If you are trying to sign into an application with a user account that is in T1 and T2, you need to be sure to specify the tenant you want to actually get the token for. By default, if you use the common endpoint, you will get a token for the users home tenant. However, it is perfectly valid to get a token for the secondary tenant, as long as you specify that to our Token Service when making the request.
Finally the client application you use to make these requests needs to have the right permissions to the Graph API if you want to make specific calls to the Graph API. Every tenant needs to individually consent to the application in their tenant context in order to provision the correct permissions to their application.
With those principals in mind:
The error you are getting with "unauthorized_client" seems to be an issue with application provisioning in the secondary tenant. Please make sure to first login to the application with a user from the secondary tenant, and make sure that user has the correct permissions to consent to your app (a tenant admin is best here).
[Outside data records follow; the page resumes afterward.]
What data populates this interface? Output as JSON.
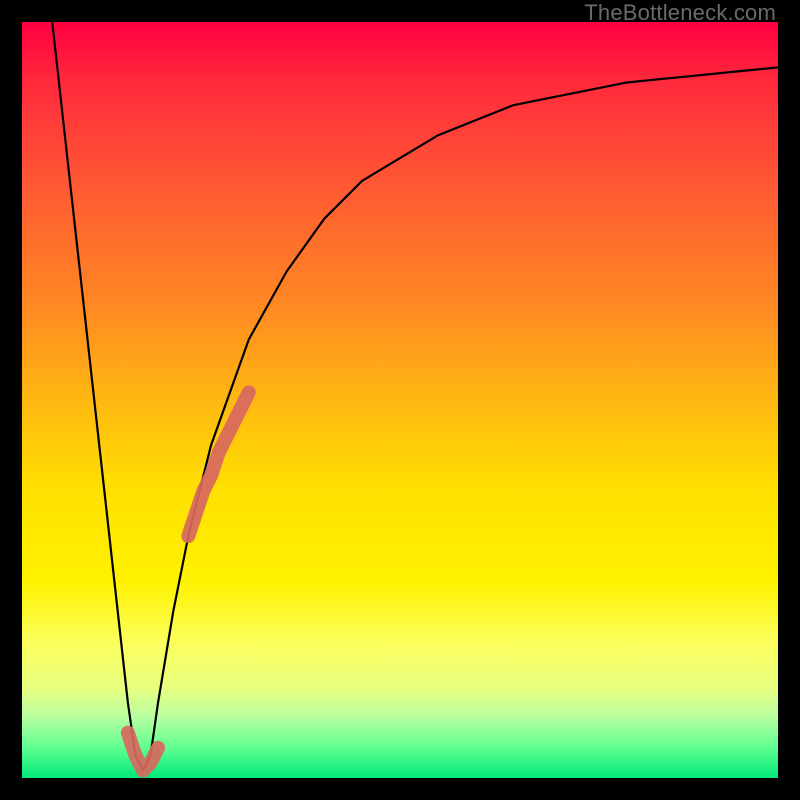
{
  "watermark": "TheBottleneck.com",
  "colors": {
    "frame": "#000000",
    "curve": "#000000",
    "highlight": "#d86860"
  },
  "chart_data": {
    "type": "line",
    "title": "",
    "xlabel": "",
    "ylabel": "",
    "xlim": [
      0,
      100
    ],
    "ylim": [
      0,
      100
    ],
    "grid": false,
    "legend": false,
    "series": [
      {
        "name": "bottleneck-curve",
        "color": "#000000",
        "x": [
          4,
          6,
          8,
          10,
          11,
          12,
          13,
          14,
          15,
          16,
          17,
          18,
          20,
          22,
          25,
          30,
          35,
          40,
          45,
          50,
          55,
          60,
          65,
          70,
          75,
          80,
          85,
          90,
          95,
          100
        ],
        "y": [
          100,
          82,
          64,
          46,
          37,
          28,
          19,
          10,
          3,
          1,
          3,
          10,
          22,
          32,
          44,
          58,
          67,
          74,
          79,
          82,
          85,
          87,
          89,
          90,
          91,
          92,
          92.5,
          93,
          93.5,
          94
        ]
      }
    ],
    "highlights": [
      {
        "name": "segment-right",
        "color": "#d86860",
        "thickness": 14,
        "x": [
          22,
          23,
          24,
          25,
          26,
          27,
          28,
          29,
          30
        ],
        "y": [
          32,
          35,
          38,
          40,
          43,
          45,
          47,
          49,
          51
        ]
      },
      {
        "name": "segment-bottom",
        "color": "#d86860",
        "thickness": 14,
        "x": [
          14,
          15,
          16,
          17,
          18
        ],
        "y": [
          6,
          3,
          1,
          2,
          4
        ]
      }
    ]
  }
}
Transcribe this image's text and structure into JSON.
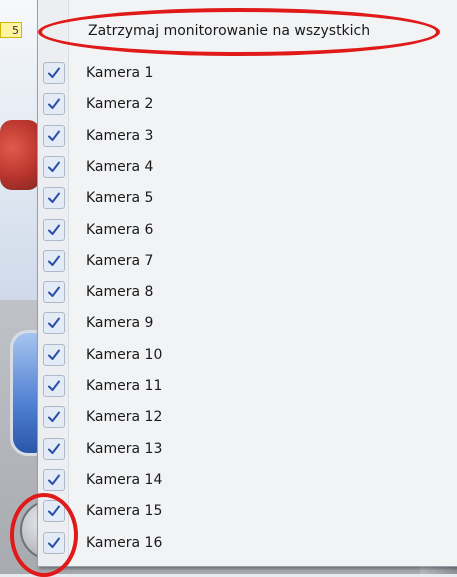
{
  "background": {
    "corner_tag": "5"
  },
  "menu": {
    "header_label": "Zatrzymaj monitorowanie na wszystkich",
    "items": [
      {
        "label": "Kamera 1",
        "checked": true
      },
      {
        "label": "Kamera 2",
        "checked": true
      },
      {
        "label": "Kamera 3",
        "checked": true
      },
      {
        "label": "Kamera 4",
        "checked": true
      },
      {
        "label": "Kamera 5",
        "checked": true
      },
      {
        "label": "Kamera 6",
        "checked": true
      },
      {
        "label": "Kamera 7",
        "checked": true
      },
      {
        "label": "Kamera 8",
        "checked": true
      },
      {
        "label": "Kamera 9",
        "checked": true
      },
      {
        "label": "Kamera 10",
        "checked": true
      },
      {
        "label": "Kamera 11",
        "checked": true
      },
      {
        "label": "Kamera 12",
        "checked": true
      },
      {
        "label": "Kamera 13",
        "checked": true
      },
      {
        "label": "Kamera 14",
        "checked": true
      },
      {
        "label": "Kamera 15",
        "checked": true
      },
      {
        "label": "Kamera 16",
        "checked": true
      }
    ]
  },
  "colors": {
    "annotation": "#e01919",
    "check": "#2b4fa8"
  },
  "icons": {
    "check": "checkmark-icon"
  }
}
For the second issue with "Invalid domain name in the request url" please try using some hints here.
Specifically this:
By using the myOrganization alias. This alias is only available when using OAuth Authorization Code Grant type (3-legged) authentication; that is, when using a delegated permission scope. The alias is not case sensitive. It replaces the object ID or tenant domain in the URL. When the alias is used, Graph API derives the tenant from the claims presented in the token attached to the request. The following URL shows how to address the users resource collection of a tenant using this alias:
https://graph.windows.net/myorganization/users?api-version=1.6.
I hope this puts you on the correct path to resolve most of your issues.
There are issues with sandbox accounts and Azure. Access to the Azure Management Portal for the sandbox isn't straightforward and at this time does not work properly. I had to create a free Azure account with my hotmail account, then link AD from the new account to my sandbox AD to bypass the bug. When adding a new directory to the new Azure account, select "Use existing directory", sign out, then sign into the sandbox account you want to link it to. Then create your app from the new account.
After getting my app setup properly and new credentials, I had to enable pre-consent with the instructions listed at the end of: https://github.com/Microsoft/Partner-Center-Explorer
Lastly, I had to login to the Graph API with the customers ID, but with the resellers credentials.
The scenarios on the Partner Center SDK website include a section "Manage user accounts and assign licenses" under the "Manage customer accounts" section.
These samples include creating users and assigning licenses and a link to a console test app.
As an aside, a new version of the Partner Center SDK has just become available here. It was released on July 5th. While there is no official change history that I can find, I can see that it includes some new classes such as CustomerUser. You may find it easier to use that library rather than hitting the REST API (depending on how much work you've already done).